The most under-implemented RAG behaviour. The starter generates an answer even from empty retrieval; the fixed version refuses. This single change has a large impact on perceived quality.

When to refuse:

  • Retrieval returned nothing. Don't generate.
  • Retrieval returned only low-relevance results. Below a threshold; configurable.
  • The generator itself signals uncertainty. "I'm not sure" responses can be detected and confirmed.

Refusal is the structural defence against hallucination on out-of-distribution questions. Models trained to refuse gracefully are paired with retrieval systems trained to surface "no good matches" — together they avoid the worst RAG failure mode.

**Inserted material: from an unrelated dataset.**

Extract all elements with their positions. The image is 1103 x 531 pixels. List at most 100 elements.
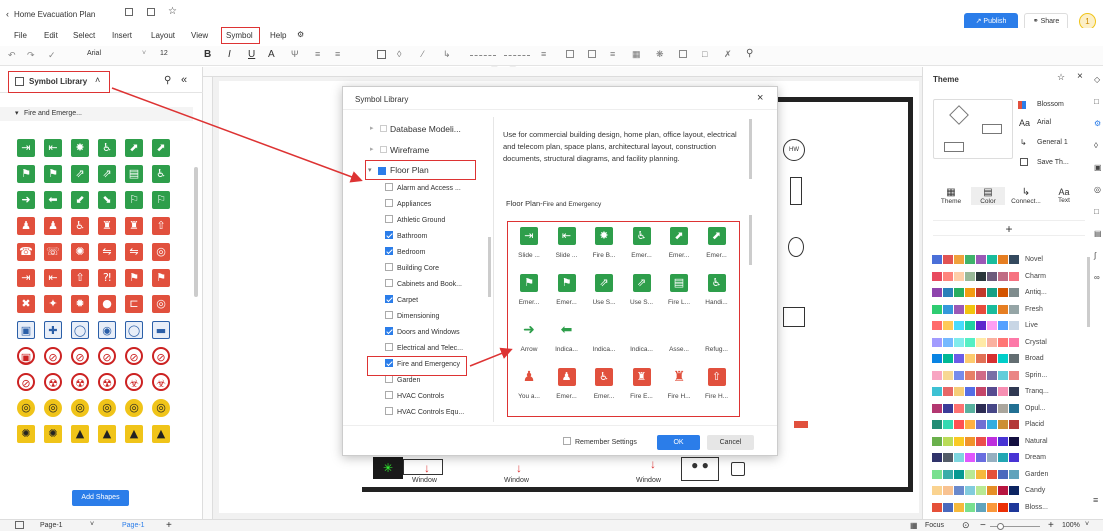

What this exercise teaches

  • RAG hardening is mostly about handling the unhappy paths.
  • The structural defences (refuse, cite, capture errors) are 30 lines of code that change the system's behaviour qualitatively.
  • A structured result type is the audit surface; without it, every caller reinvents error handling.
  • Citation enforcement is the simplest hallucination defence.

Interview probes

  • "What does your RAG do when retrieval returns no relevant documents?"
  • "How do you enforce that the answer cites its sources?"
  • "What is the difference between keyword and vector retrieval?"
  • "How does reranking improve RAG quality?"
  • "What is the structural defence against a flaky retrieval service?"
  • "Walk through hybrid search vs. pure dense retrieval."

Each has a one-paragraph answer drawn from the hardening choices in this implementation.